Ce produit est le seul moyen pour de nombreux malades de soulager leurs douleurs. Bien que des dizaines d’États l’autorisent, le gouvernement Macron tergiverse. Cruelle exception française.

Olivier Doubre  • 26 juin 2019 abonné·es
Cannabis thérapeutique : oui… mais plus tard
© photo : Dans la première usine européenne de cannabis thérapeutique, au Portugal, en avril 2018.crédit : PATRICIA DE MELO MOREIRA/AFP

Drogues : pourquoi ça coince en France ? En décembre dernier, Politis s’interrogeait ainsi, alors que le gouvernement venait d’ajouter des amendes délictuelles pour les usagers de drogues à son arsenal répressif déjà plus que fourni – et vain, la France étant l’un des premiers consommateurs du monde occidental.
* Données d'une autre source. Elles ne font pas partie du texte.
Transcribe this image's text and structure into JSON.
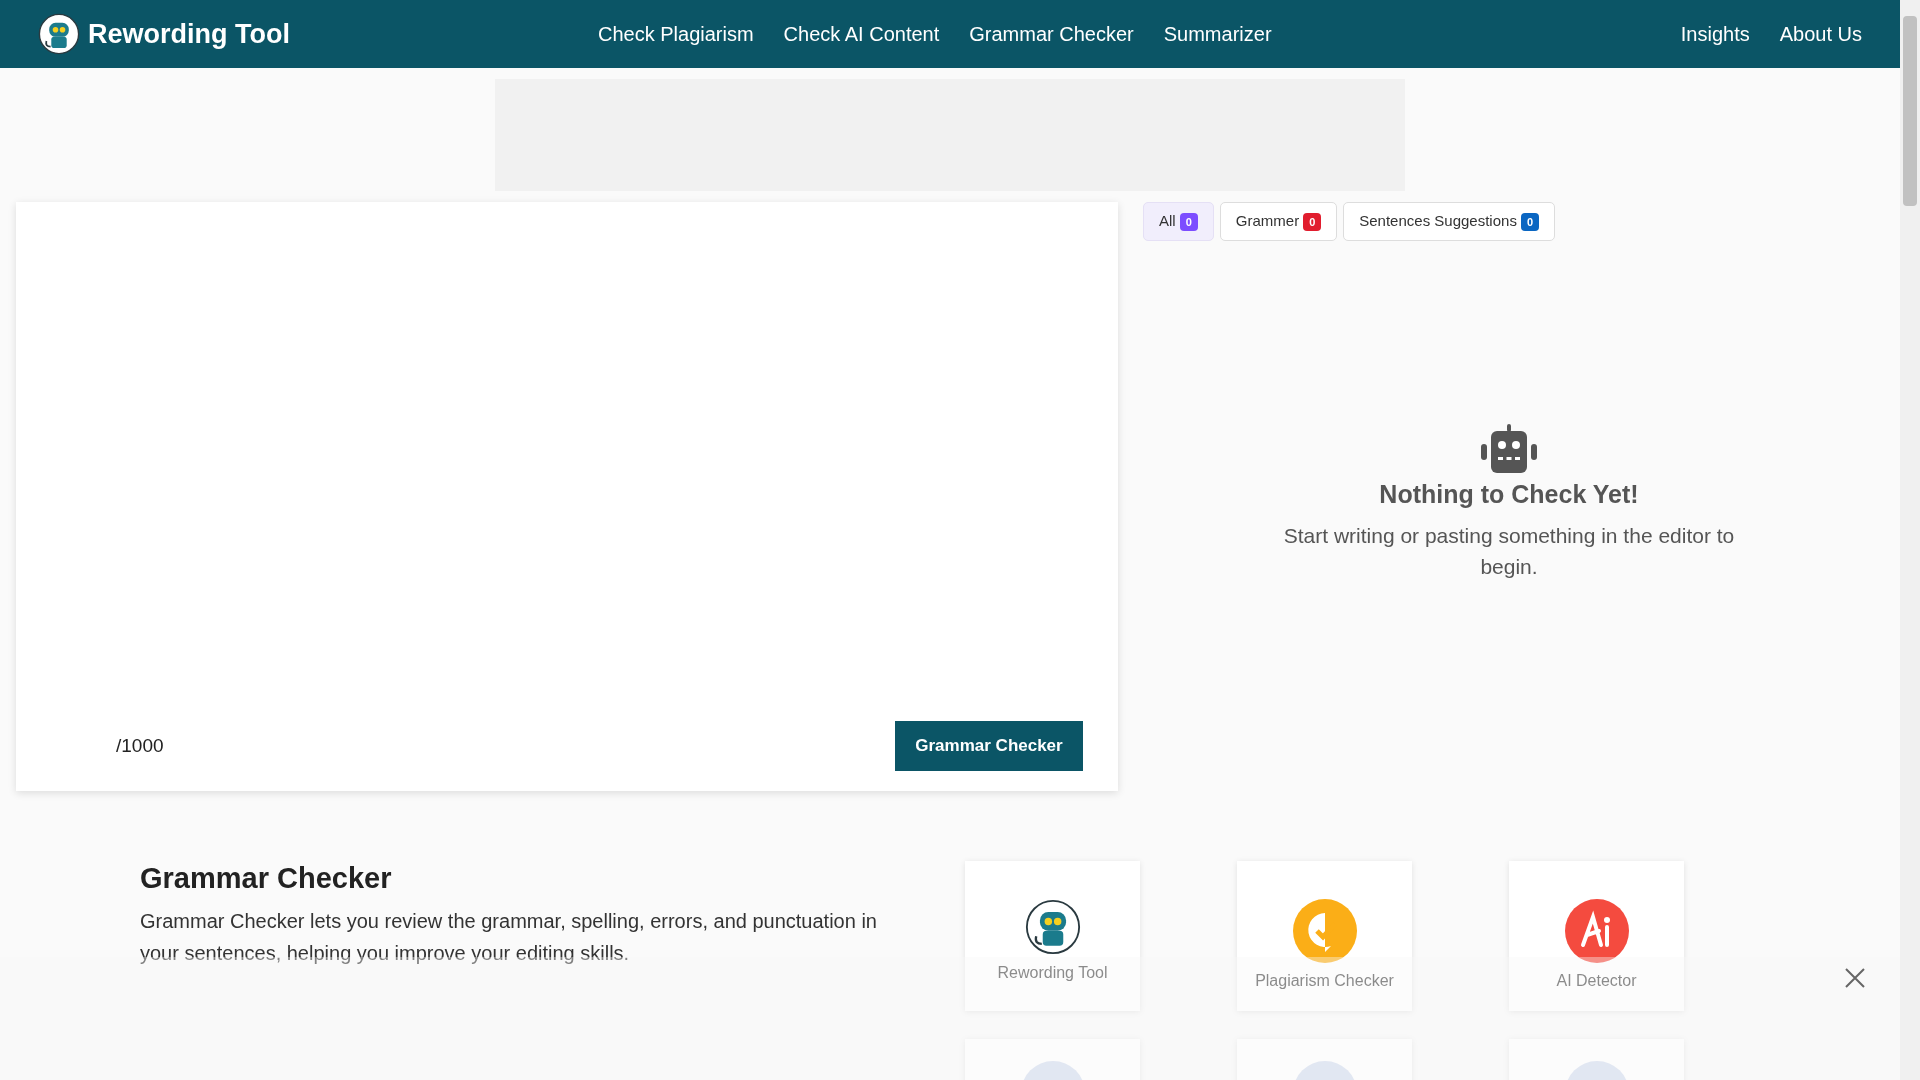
{
  "brand": {
    "name": "Rewording Tool"
  },
  "nav": {
    "center": [
      "Check Plagiarism",
      "Check AI Content",
      "Grammar Checker",
      "Summarizer"
    ],
    "right": [
      "Insights",
      "About Us"
    ]
  },
  "editor": {
    "counter": "/1000",
    "submit": "Grammar Checker"
  },
  "tabs": [
    {
      "label": "All",
      "count": "0",
      "selected": true,
      "color": "#7c4dff"
    },
    {
      "label": "Grammer",
      "count": "0",
      "selected": false,
      "color": "#e11d2e"
    },
    {
      "label": "Sentences Suggestions",
      "count": "0",
      "selected": false,
      "color": "#0a66c2"
    }
  ],
  "empty_state": {
    "title": "Nothing to Check Yet!",
    "message": "Start writing or pasting something in the editor to begin."
  },
  "about": {
    "title": "Grammar Checker",
    "text": "Grammar Checker lets you review the grammar, spelling, errors, and punctuation in your sentences, helping you improve your editing skills."
  },
  "tool_cards": [
    {
      "kind": "robot",
      "label": "Rewording Tool"
    },
    {
      "kind": "check",
      "label": "Plagiarism Checker"
    },
    {
      "kind": "ai",
      "label": "AI Detector"
    },
    {
      "kind": "faded"
    },
    {
      "kind": "faded"
    },
    {
      "kind": "faded"
    }
  ]
}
S’enferrer dans une répression toujours plus implacable isole un peu plus notre pays dans une politique coûteuse et inefficace de « guerre à la drogue », décrétée en 1971 par le président des États-Unis Richard Nixon. Longtemps leader du tout-répressif, ce pays a beaucoup évolué : plus de la moitié de ses États fédérés ont désormais autorisé l’usage thérapeutique du cannabis et, pour un bon nombre, son usage récréatif, ce qui leur permet aussi d’encaisser des millions de dollars de recettes fiscales et retire aux mafias un marché juteux.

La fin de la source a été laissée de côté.